Peptidases Entéricas
Transformar dipeptídeos e tripeptídeos em aminoácidos livres absorvíveis no enterócito.
Vasos Quilíferos
Capilares linfáticos nas vilosidades intestinais que absorvem quilomícrons e ácidos graxos.
Intestino Grosso
Reabsorver água e sais minerais, abrigar microbiota benéfica e formar as fezes.
Ceco
Bolsa inicial do intestino grosso que recebe o conteúdo residual do íleo.
Apêndice Cecal
Pequena projeção em fundo cego do ceco associada à imunidade local e reserva bacteriana.

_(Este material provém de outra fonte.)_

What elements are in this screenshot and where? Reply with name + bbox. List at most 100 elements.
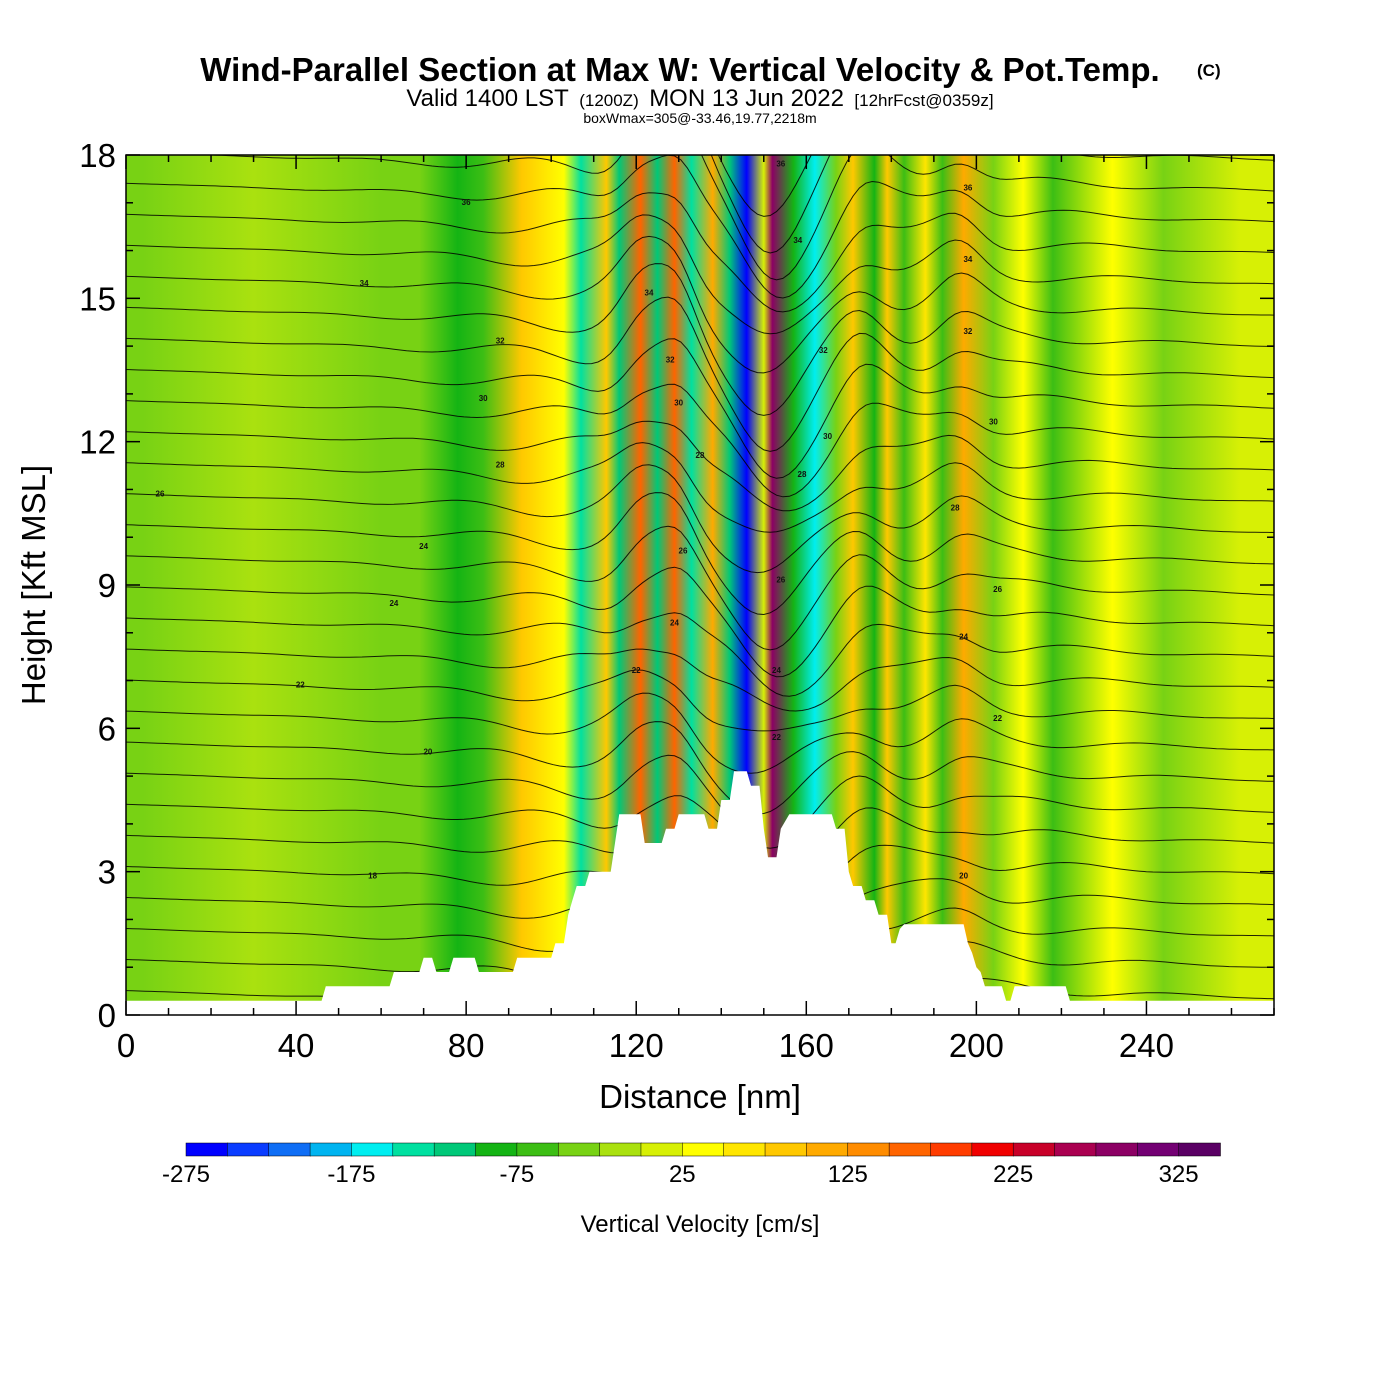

Cólon Ascendente, Transverso e Descendente
Segmentos do intestino grosso focados na reabsorção contínua de água e eletrólitos.
Microbiota Intestinal
Bactérias simbióticas no intestino grosso que fermentam fibras e produzem vitaminas como K e B12.
Reto
Armazenar temporariamente a massa fecal antes de sua evacuação pelo canal anal.
Ânus
Abertura terminal com esfíncteres voluntário e involuntário que controlam a defecação.
Gastrina
Hormônio secretado pelo estômago que estimula a produção de ácido clorídrico e a motilidade.
Secretina
Hormônio liberado pelo duodeno que estimula o pâncreas a secretar bicarbonato.
Colecistoquinina (CCK)
Hormônio intestinal que estimula a ejeção de bile e a secreção de enzimas pancreáticas.